This tax season, millions of Americans are supposed to pay a penalty if they don’t have health insurance. At least, that’s what the Affordable Care Act requires. As the April filing deadline approaches, however, Americans have reasons to think they might get away with not paying what they owe.

After President Donald Trump took office, the Internal Revenue Service changed the way it handled the health coverage question on tax returns. Initially this tax season, the agency was automatically rejecting "silent" tax returns—those that didn't indicate whether the taxpayer had insurance coverage. The IRS reversed course a few weeks after Trump, on his first day in office, ordered agencies to ease the burdens of complying with the ACA. The unsuccessful Congressional effort to repeal and replace the ACA only added to the confusion.

The reversal has prompted a debate among accountants and other tax preparers on what to tell clients to do about their Obamacare penalties, also known as "shared responsibility payments." The penalty starts at $695 per adult without coverage.


Emily Wallace, 55, wasn't sure how to handle the $962 she owed for not having insurance. "I'm one of those fiftysomethings that the ACA really hurt financially," she said. The resident of Greenwood, S.C., goes without insurance because it would cost more than $7,000 a year to sign up for her husband's workplace policy and about $9,600 to buy a policy on the Obamacare exchange. She doesn't qualify for subsidies because of her husband's income, which also boosts the penalty she owes for not having insurance.

"It seems to me more wise to pay the penalty and save as much as we can for routine doctor visits," she said.

There are risks to filing a so-called "silent return" and skipping the penalty. "Legislative provisions of the ACA law are still in force until changed by the Congress, and taxpayers remain required to follow the law and pay what they may owe," the IRS said in a statement. The agency added that "taxpayers may receive follow-up questions and correspondence at a future date."

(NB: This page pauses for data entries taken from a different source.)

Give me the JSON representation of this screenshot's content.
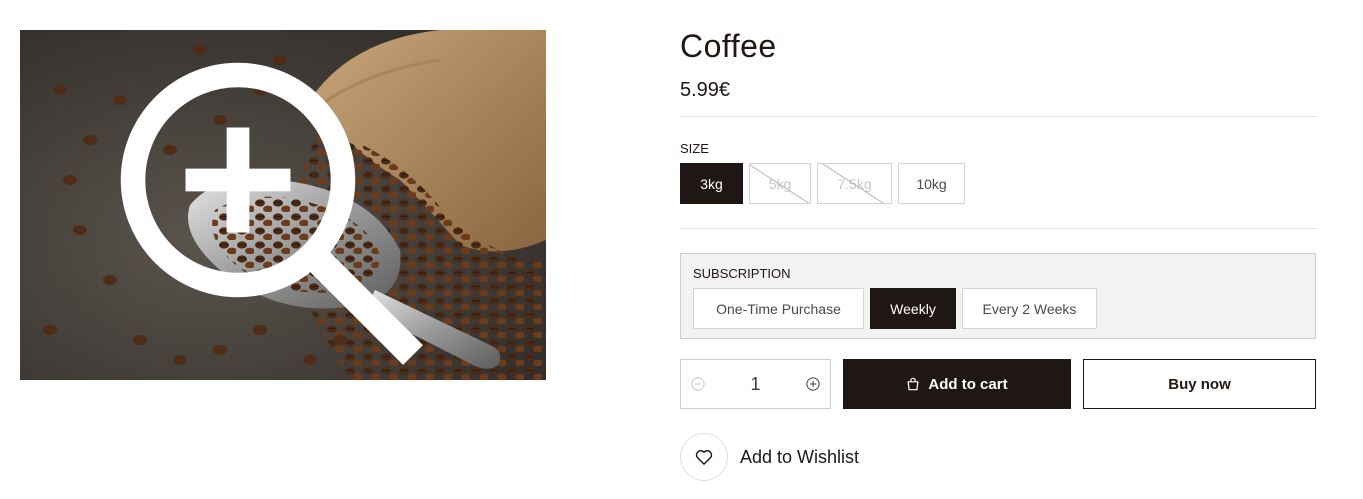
{
  "product": {
    "title": "Coffee",
    "price": "5.99€",
    "image_alt": "Coffee beans with metal scoop and burlap sack"
  },
  "size": {
    "label": "SIZE",
    "options": [
      {
        "label": "3kg",
        "state": "selected"
      },
      {
        "label": "5kg",
        "state": "unavailable"
      },
      {
        "label": "7.5kg",
        "state": "unavailable"
      },
      {
        "label": "10kg",
        "state": "available"
      }
    ]
  },
  "subscription": {
    "label": "SUBSCRIPTION",
    "options": [
      {
        "label": "One-Time Purchase",
        "state": "available"
      },
      {
        "label": "Weekly",
        "state": "selected"
      },
      {
        "label": "Every 2 Weeks",
        "state": "available"
      }
    ]
  },
  "cart": {
    "quantity": "1",
    "add_to_cart_label": "Add to cart",
    "buy_now_label": "Buy now"
  },
  "wishlist": {
    "label": "Add to Wishlist"
  },
  "icons": {
    "zoom": "zoom-in-icon",
    "minus": "minus-circle-icon",
    "plus": "plus-circle-icon",
    "bag": "shopping-bag-icon",
    "heart": "heart-icon"
  },
  "colors": {
    "primary": "#1f1713",
    "border": "#d4d4d4",
    "subscription_bg": "#f2f2f2"
  }
}
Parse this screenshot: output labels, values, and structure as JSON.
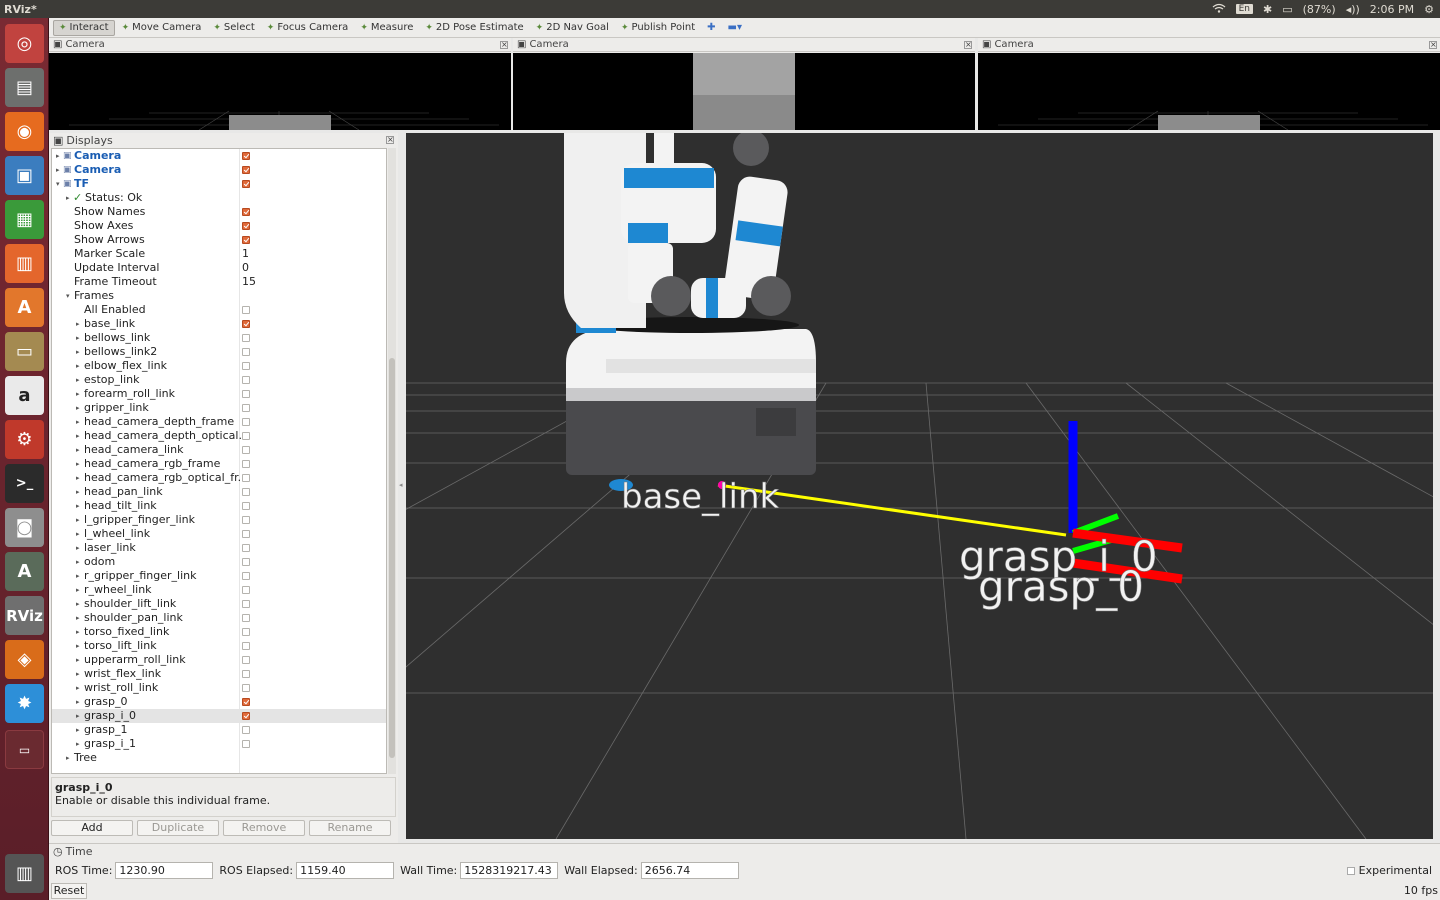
{
  "window": {
    "title": "RViz*"
  },
  "system_tray": {
    "keyboard": "En",
    "battery": "(87%)",
    "time": "2:06 PM"
  },
  "launcher": {
    "icons": [
      "ubuntu-icon",
      "files-icon",
      "firefox-icon",
      "image-viewer-icon",
      "spreadsheet-icon",
      "presentation-icon",
      "software-center-icon",
      "archive-manager-icon",
      "amazon-icon",
      "system-settings-icon",
      "terminal-icon",
      "screenshot-icon",
      "software-updater-icon",
      "rviz-icon",
      "app-icon",
      "gazebo-icon",
      "workspace-icon",
      "trash-icon"
    ],
    "rviz_label": "RViz"
  },
  "toolbar": {
    "tools": [
      {
        "label": "Interact",
        "icon": "interact-icon",
        "active": true
      },
      {
        "label": "Move Camera",
        "icon": "move-camera-icon",
        "active": false
      },
      {
        "label": "Select",
        "icon": "select-icon",
        "active": false
      },
      {
        "label": "Focus Camera",
        "icon": "focus-camera-icon",
        "active": false
      },
      {
        "label": "Measure",
        "icon": "measure-icon",
        "active": false
      },
      {
        "label": "2D Pose Estimate",
        "icon": "pose-estimate-icon",
        "active": false
      },
      {
        "label": "2D Nav Goal",
        "icon": "nav-goal-icon",
        "active": false
      },
      {
        "label": "Publish Point",
        "icon": "publish-point-icon",
        "active": false
      }
    ]
  },
  "camera_panels": [
    {
      "title": "Camera"
    },
    {
      "title": "Camera"
    },
    {
      "title": "Camera"
    }
  ],
  "displays": {
    "title": "Displays",
    "tree": [
      {
        "label": "Camera",
        "level": 0,
        "blue": true,
        "check": true,
        "arrow": "closed"
      },
      {
        "label": "Camera",
        "level": 0,
        "blue": true,
        "check": true,
        "arrow": "closed"
      },
      {
        "label": "TF",
        "level": 0,
        "blue": true,
        "check": true,
        "arrow": "open"
      },
      {
        "label": "Status: Ok",
        "level": 1,
        "status": true,
        "arrow": "closed"
      },
      {
        "label": "Show Names",
        "level": 1,
        "check": true
      },
      {
        "label": "Show Axes",
        "level": 1,
        "check": true
      },
      {
        "label": "Show Arrows",
        "level": 1,
        "check": true
      },
      {
        "label": "Marker Scale",
        "level": 1,
        "value": "1"
      },
      {
        "label": "Update Interval",
        "level": 1,
        "value": "0"
      },
      {
        "label": "Frame Timeout",
        "level": 1,
        "value": "15"
      },
      {
        "label": "Frames",
        "level": 1,
        "arrow": "open"
      },
      {
        "label": "All Enabled",
        "level": 2,
        "check": false
      },
      {
        "label": "base_link",
        "level": 2,
        "check": true,
        "arrow": "closed"
      },
      {
        "label": "bellows_link",
        "level": 2,
        "check": false,
        "arrow": "closed"
      },
      {
        "label": "bellows_link2",
        "level": 2,
        "check": false,
        "arrow": "closed"
      },
      {
        "label": "elbow_flex_link",
        "level": 2,
        "check": false,
        "arrow": "closed"
      },
      {
        "label": "estop_link",
        "level": 2,
        "check": false,
        "arrow": "closed"
      },
      {
        "label": "forearm_roll_link",
        "level": 2,
        "check": false,
        "arrow": "closed"
      },
      {
        "label": "gripper_link",
        "level": 2,
        "check": false,
        "arrow": "closed"
      },
      {
        "label": "head_camera_depth_frame",
        "level": 2,
        "check": false,
        "arrow": "closed"
      },
      {
        "label": "head_camera_depth_optical...",
        "level": 2,
        "check": false,
        "arrow": "closed"
      },
      {
        "label": "head_camera_link",
        "level": 2,
        "check": false,
        "arrow": "closed"
      },
      {
        "label": "head_camera_rgb_frame",
        "level": 2,
        "check": false,
        "arrow": "closed"
      },
      {
        "label": "head_camera_rgb_optical_fr...",
        "level": 2,
        "check": false,
        "arrow": "closed"
      },
      {
        "label": "head_pan_link",
        "level": 2,
        "check": false,
        "arrow": "closed"
      },
      {
        "label": "head_tilt_link",
        "level": 2,
        "check": false,
        "arrow": "closed"
      },
      {
        "label": "l_gripper_finger_link",
        "level": 2,
        "check": false,
        "arrow": "closed"
      },
      {
        "label": "l_wheel_link",
        "level": 2,
        "check": false,
        "arrow": "closed"
      },
      {
        "label": "laser_link",
        "level": 2,
        "check": false,
        "arrow": "closed"
      },
      {
        "label": "odom",
        "level": 2,
        "check": false,
        "arrow": "closed"
      },
      {
        "label": "r_gripper_finger_link",
        "level": 2,
        "check": false,
        "arrow": "closed"
      },
      {
        "label": "r_wheel_link",
        "level": 2,
        "check": false,
        "arrow": "closed"
      },
      {
        "label": "shoulder_lift_link",
        "level": 2,
        "check": false,
        "arrow": "closed"
      },
      {
        "label": "shoulder_pan_link",
        "level": 2,
        "check": false,
        "arrow": "closed"
      },
      {
        "label": "torso_fixed_link",
        "level": 2,
        "check": false,
        "arrow": "closed"
      },
      {
        "label": "torso_lift_link",
        "level": 2,
        "check": false,
        "arrow": "closed"
      },
      {
        "label": "upperarm_roll_link",
        "level": 2,
        "check": false,
        "arrow": "closed"
      },
      {
        "label": "wrist_flex_link",
        "level": 2,
        "check": false,
        "arrow": "closed"
      },
      {
        "label": "wrist_roll_link",
        "level": 2,
        "check": false,
        "arrow": "closed"
      },
      {
        "label": "grasp_0",
        "level": 2,
        "check": true,
        "arrow": "closed"
      },
      {
        "label": "grasp_i_0",
        "level": 2,
        "check": true,
        "arrow": "closed",
        "selected": true
      },
      {
        "label": "grasp_1",
        "level": 2,
        "check": false,
        "arrow": "closed"
      },
      {
        "label": "grasp_i_1",
        "level": 2,
        "check": false,
        "arrow": "closed"
      },
      {
        "label": "Tree",
        "level": 1,
        "arrow": "closed"
      }
    ],
    "description_title": "grasp_i_0",
    "description_text": "Enable or disable this individual frame.",
    "buttons": [
      {
        "label": "Add",
        "enabled": true
      },
      {
        "label": "Duplicate",
        "enabled": false
      },
      {
        "label": "Remove",
        "enabled": false
      },
      {
        "label": "Rename",
        "enabled": false
      }
    ]
  },
  "scene": {
    "labels": {
      "base": "base_link",
      "grasp_a": "grasp_i_0",
      "grasp_b": "grasp_0"
    },
    "colors": {
      "x_axis": "#ff0000",
      "y_axis": "#00ff00",
      "z_axis": "#0000ff",
      "arrow": "#ffff00",
      "robot_blue": "#1e88d2"
    }
  },
  "time": {
    "title": "Time",
    "ros_time_label": "ROS Time:",
    "ros_time": "1230.90",
    "ros_elapsed_label": "ROS Elapsed:",
    "ros_elapsed": "1159.40",
    "wall_time_label": "Wall Time:",
    "wall_time": "1528319217.43",
    "wall_elapsed_label": "Wall Elapsed:",
    "wall_elapsed": "2656.74",
    "experimental_label": "Experimental",
    "reset_label": "Reset",
    "fps": "10 fps"
  }
}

Some tax preparers will refuse to help clients file silent returns. Enrolled agents—accountants, lawyers, and other tax experts who are certified by the IRS and required to meet certain ethical and legal responsibilities—are the most likely to balk. The National Association of Enrolled Agents told its members that they "should continue to help taxpayers comply to the full extent of the law."

Not all tax preparers agree. Nina Tross, an enrolled agent who is also executive director of the National Society of Tax Professionals, said she warns her clients about the possible consequences of disobeying the ACA. But she lets them file a silent return if they want.

"They can make the choice," Tross said. And many are choosing to try to avoid their Obamacare penalty, she said. "They're rolling the dice on this, and the IRS is letting them."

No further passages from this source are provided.